Hükümetin elinde ‘sihirli değnek’ yok. Ufak tefek tedbirler ‘pansuman’dan öteye gidemiyor. Oysa ‘hasta’ sürekli kan kaybediyor.
Ankara’dan henüz ‘ekonomik paket’le ilgili bir sinyal gelmedi. Para akışı yok. Olup olmayacağını, olacaksa ‘musluk’ların ne zaman akacağını bilmiyoruz.
Adanın kuzeyi ‘suç cenneti’ konulu filmlere set olacak hale geldi. Tam bir ‘sorma gir hanı’… Kriminal olayların nicelik ve niteliği arttıkça artıyor. Toplum huzursuz. Polis yetişemiyor.
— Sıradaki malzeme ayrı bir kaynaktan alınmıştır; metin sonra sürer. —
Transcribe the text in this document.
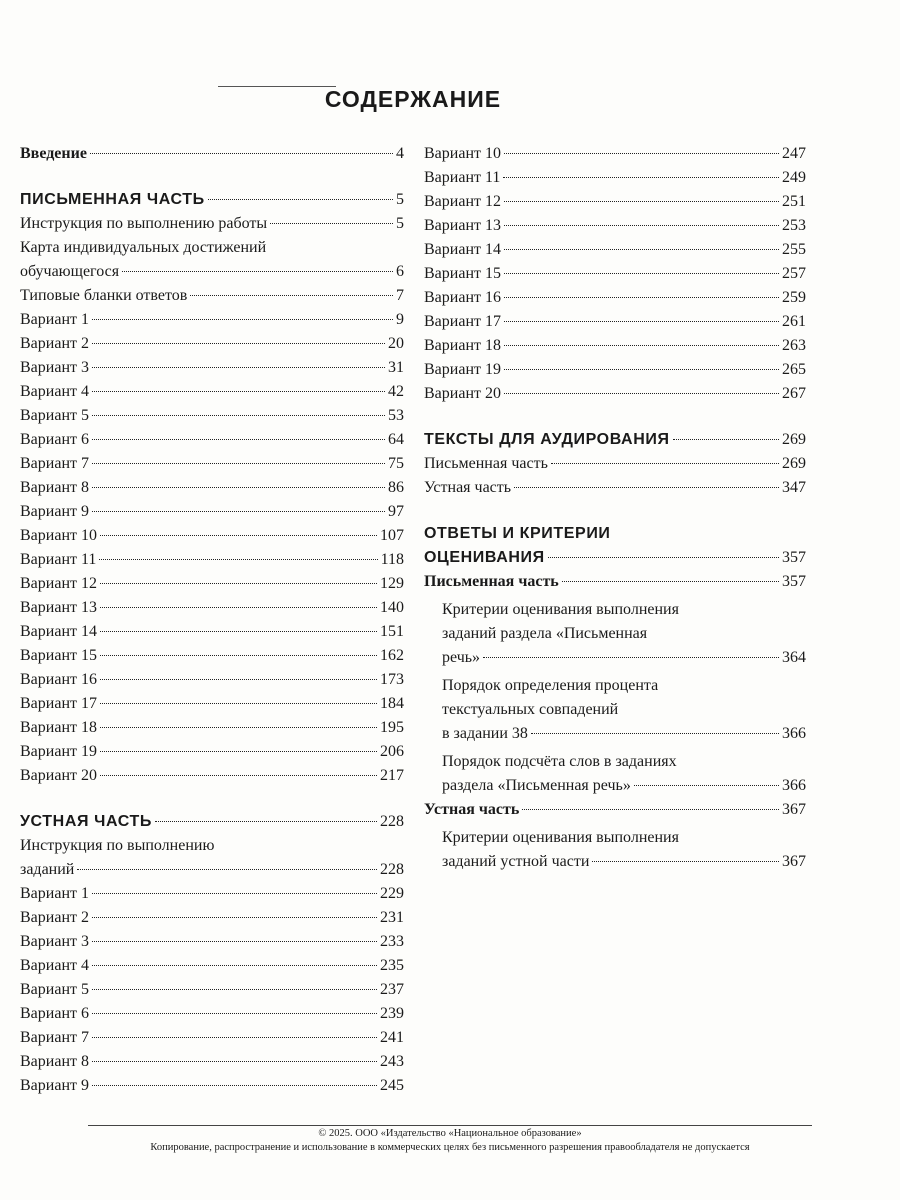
СОДЕРЖАНИЕ
Введение	4
ПИСЬМЕННАЯ ЧАСТЬ	5
Инструкция по выполнению работы	5
Карта индивидуальных достижений
обучающегося	6
Типовые бланки ответов	7
Вариант 1	9
Вариант 2	20
Вариант 3	31
Вариант 4	42
Вариант 5	53
Вариант 6	64
Вариант 7	75
Вариант 8	86
Вариант 9	97
Вариант 10	107
Вариант 11	118
Вариант 12	129
Вариант 13	140
Вариант 14	151
Вариант 15	162
Вариант 16	173
Вариант 17	184
Вариант 18	195
Вариант 19	206
Вариант 20	217
УСТНАЯ ЧАСТЬ	228
Инструкция по выполнению
заданий	228
Вариант 1	229
Вариант 2	231
Вариант 3	233
Вариант 4	235
Вариант 5	237
Вариант 6	239
Вариант 7	241
Вариант 8	243
Вариант 9	245
Вариант 10	247
Вариант 11	249
Вариант 12	251
Вариант 13	253
Вариант 14	255
Вариант 15	257
Вариант 16	259
Вариант 17	261
Вариант 18	263
Вариант 19	265
Вариант 20	267
ТЕКСТЫ ДЛЯ АУДИРОВАНИЯ	269
Письменная часть	269
Устная часть	347
ОТВЕТЫ И КРИТЕРИИ
ОЦЕНИВАНИЯ	357
Письменная часть	357
Критерии оценивания выполнения
заданий раздела «Письменная
речь»	364
Порядок определения процента
текстуальных совпадений
в задании 38	366
Порядок подсчёта слов в заданиях
раздела «Письменная речь»	366
Устная часть	367
Критерии оценивания выполнения
заданий устной части	367
© 2025. ООО «Издательство «Национальное образование»
Копирование, распространение и использование в коммерческих целях без письменного разрешения правообладателя не допускается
Yargıdaki dosyalar raflara, tutuklu ve suçlular hapishaneye sığamıyor.
Suriye’de ‘filler’ tepişirken ‘çimenler’ ezim ezim olmaya devam ediyor ve Karpaz’a kuş uçuşu iki adım mesafede olup bitenlerin Kıbrıs adasına sirayet etmeyeceğinin garantisini kimse veremiyor.
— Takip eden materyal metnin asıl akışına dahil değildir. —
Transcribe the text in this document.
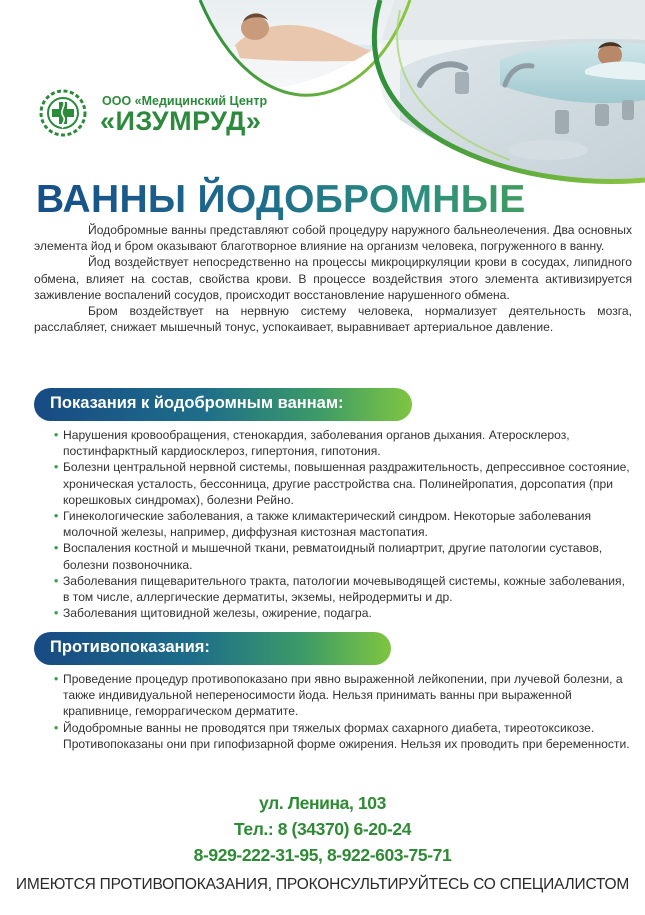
ООО «Медицинский Центр
«ИЗУМРУД»
ВАННЫ ЙОДОБРОМНЫЕ

Йодобромные ванны представляют собой процедуру наружного бальнеолечения. Два основных элемента йод и бром оказывают благотворное влияние на организм человека, погруженного в ванну.

Йод воздействует непосредственно на процессы микроциркуляции крови в сосудах, липидного обмена, влияет на состав, свойства крови. В процессе воздействия этого элемента активизируется заживление воспалений сосудов, происходит восстановление нарушенного обмена.

Бром воздействует на нервную систему человека, нормализует деятельность мозга, расслабляет, снижает мышечный тонус, успокаивает, выравнивает артериальное давление.

Показания к йодобромным ваннам:
• Нарушения кровообращения, стенокардия, заболевания органов дыхания. Атеросклероз, постинфарктный кардиосклероз, гипертония, гипотония.
• Болезни центральной нервной системы, повышенная раздражительность, депрессивное состояние, хроническая усталость, бессонница, другие расстройства сна. Полинейропатия, дорсопатия (при корешковых синдромах), болезни Рейно.
• Гинекологические заболевания, а также климактерический синдром. Некоторые заболевания молочной железы, например, диффузная кистозная мастопатия.
• Воспаления костной и мышечной ткани, ревматоидный полиартрит, другие патологии суставов, болезни позвоночника.
• Заболевания пищеварительного тракта, патологии мочевыводящей системы, кожные заболевания, в том числе, аллергические дерматиты, экземы, нейродермиты и др.
• Заболевания щитовидной железы, ожирение, подагра.
Противопоказания:
• Проведение процедур противопоказано при явно выраженной лейкопении, при лучевой болезни, а также индивидуальной непереносимости йода. Нельзя принимать ванны при выраженной крапивнице, геморрагическом дерматите.
• Йодобромные ванны не проводятся при тяжелых формах сахарного диабета, тиреотоксикозе. Противопоказаны они при гипофизарной форме ожирения. Нельзя их проводить при беременности.
ул. Ленина, 103
Тел.: 8 (34370) 6-20-24
8-929-222-31-95, 8-922-603-75-71
ИМЕЮТСЯ ПРОТИВОПОКАЗАНИЯ, ПРОКОНСУЛЬТИРУЙТЕСЬ СО СПЕЦИАЛИСТОМ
Akdeniz’de büyük petrol tröstleri önümüzdeki 50, 100, hatta 200 yıllık karlarına kar katacak sondaj, kazı ve benzeri faaliyetler yürütüyor ve denizin dibindeki doğal zenginlikten ‘hep beraber’ yararlanmak yerine bitmek bilmeyen bir ‘it dalaşı’ başımızda sürekli tehlike çanı çalmaya devam ediyor.
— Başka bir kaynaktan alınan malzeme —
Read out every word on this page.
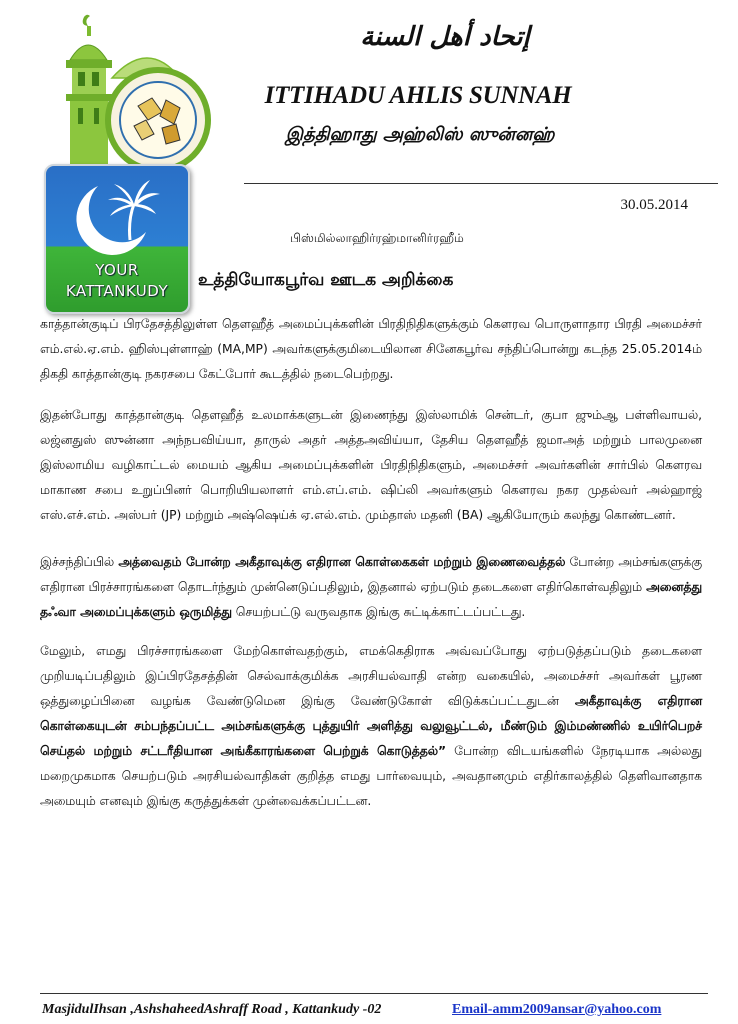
YOUR
KATTANKUDY
إتحاد أهل السنة
ITTIHADU AHLIS SUNNAH
இத்திஹாது அஹ்லிஸ் ஸுன்னஹ்
30.05.2014
பிஸ்மில்லாஹிர்ரஹ்மானிர்ரஹீம்
உத்தியோகபூர்வ ஊடக அறிக்கை

காத்தான்குடிப் பிரதேசத்திலுள்ள தௌஹீத் அமைப்புக்களின் பிரதிநிதிகளுக்கும் கௌரவ பொருளாதார பிரதி அமைச்சர் எம்.எல்.ஏ.எம். ஹிஸ்புள்ளாஹ் (MA,MP) அவர்களுக்குமிடையிலான சினேகபூர்வ சந்திப்பொன்று கடந்த 25.05.2014ம் திகதி காத்தான்குடி நகரசபை கேட்போர் கூடத்தில் நடைபெற்றது.

இதன்போது காத்தான்குடி தௌஹீத் உலமாக்களுடன் இணைந்து இஸ்லாமிக் சென்டர், குபா ஜும்ஆ பள்ளிவாயல், லஜ்னதுஸ் ஸுன்னா அந்நபவிய்யா, தாருல் அதர் அத்தஅவிய்யா, தேசிய தௌஹீத் ஜமாஅத் மற்றும் பாலமுனை இஸ்லாமிய வழிகாட்டல் மையம் ஆகிய அமைப்புக்களின் பிரதிநிதிகளும், அமைச்சர் அவர்களின் சார்பில் கௌரவ மாகாண சபை உறுப்பினர் பொறியியலாளர் எம்.எப்.எம். ஷிப்லி அவர்களும் கௌரவ நகர முதல்வர் அல்ஹாஜ் எஸ்.எச்.எம். அஸ்பர் (JP) மற்றும் அஷ்ஷெய்க் ஏ.எல்.எம். மும்தாஸ் மதனி (BA) ஆகியோரும் கலந்து கொண்டனர்.

இச்சந்திப்பில் அத்வைதம் போன்ற அகீதாவுக்கு எதிரான கொள்கைகள் மற்றும் இணைவைத்தல் போன்ற அம்சங்களுக்கு எதிரான பிரச்சாரங்களை தொடர்ந்தும் முன்னெடுப்பதிலும், இதனால் ஏற்படும் தடைகளை எதிர்கொள்வதிலும் அனைத்து தஃவா அமைப்புக்களும் ஒருமித்து செயற்பட்டு வருவதாக இங்கு சுட்டிக்காட்டப்பட்டது.

மேலும், எமது பிரச்சாரங்களை மேற்கொள்வதற்கும், எமக்கெதிராக அவ்வப்போது ஏற்படுத்தப்படும் தடைகளை முறியடிப்பதிலும் இப்பிரதேசத்தின் செல்வாக்குமிக்க அரசியல்வாதி என்ற வகையில், அமைச்சர் அவர்கள் பூரண ஒத்துழைப்பினை வழங்க வேண்டுமென இங்கு வேண்டுகோள் விடுக்கப்பட்டதுடன் அகீதாவுக்கு எதிரான கொள்கையுடன் சம்பந்தப்பட்ட அம்சங்களுக்கு புத்துயிர் அளித்து வலுவூட்டல், மீண்டும் இம்மண்ணில் உயிர்பெறச் செய்தல் மற்றும் சட்டரீதியான அங்கீகாரங்களை பெற்றுக் கொடுத்தல்” போன்ற விடயங்களில் நேரடியாக அல்லது மறைமுகமாக செயற்படும் அரசியல்வாதிகள் குறித்த எமது பார்வையும், அவதானமும் எதிர்காலத்தில் தெளிவானதாக அமையும் எனவும் இங்கு கருத்துக்கள் முன்வைக்கப்பட்டன.

MasjidulIhsan ,AshshaheedAshraff Road , Kattankudy -02	Email-amm2009ansar@yahoo.com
BM Genel Sekreteri Guterres dünyaya ‘alarm’ mesajı veriyor, ‘dünyadaki gidişatın gidişat olmadığını’, örgütün reforme edilmesi gerektiğini söylüyor.
Dünyanın zengin birkaç bölgesi hariç, halklar, toplumlar ya da gruplar birbirini katletmeye devam ediyor.
İnsanoğlu 21’inci yüzyılda ‘uzlaşarak refah’ ya da ‘çatışarak fakirlik’ ikilemi arasında gidip gidip geliyor.
Birinci seçeneği tercih etmeyi başaranların yaşam kalitesi, huzuru yükseliyor.
İkinciyi seçenler ise çocukluk nedir bilemeden, gençliğini yaşayamadan, vücut ve aile bütünlüğünden mahrum, doğduğu topraklarda ölememe kaygısıyla yaşıyor ya da çok erken ölüyor, öldürüyor.
Bu lokal ve üniversal ahval ve şerait içerisinde Kıbrıs adasında yaşayanların artık ve mutlaka bir karar vermesi gerekiyor.
Uzlaşarak yaşam kalitesini artırmak mı, yoksa çatışarak felaket mi?
‘Garantörlerin toplantısında ne oldu acaba’ diye merak mı ettiniz?
Ben etmedim.
Tek bildiğim şu: Kıbrıslılar için zaman büyük bir hızla sona ermek üzere…
Şimdi ayağa kalkma zamanı. Federal çözüm için elden ne gelirse yapma zamanı. Liderlere ‘lider olun, anavatanların kuyruğundan kurtulun’ deme zamanı.
‘Umut’ yeşerecekse sokakta yeşerecek.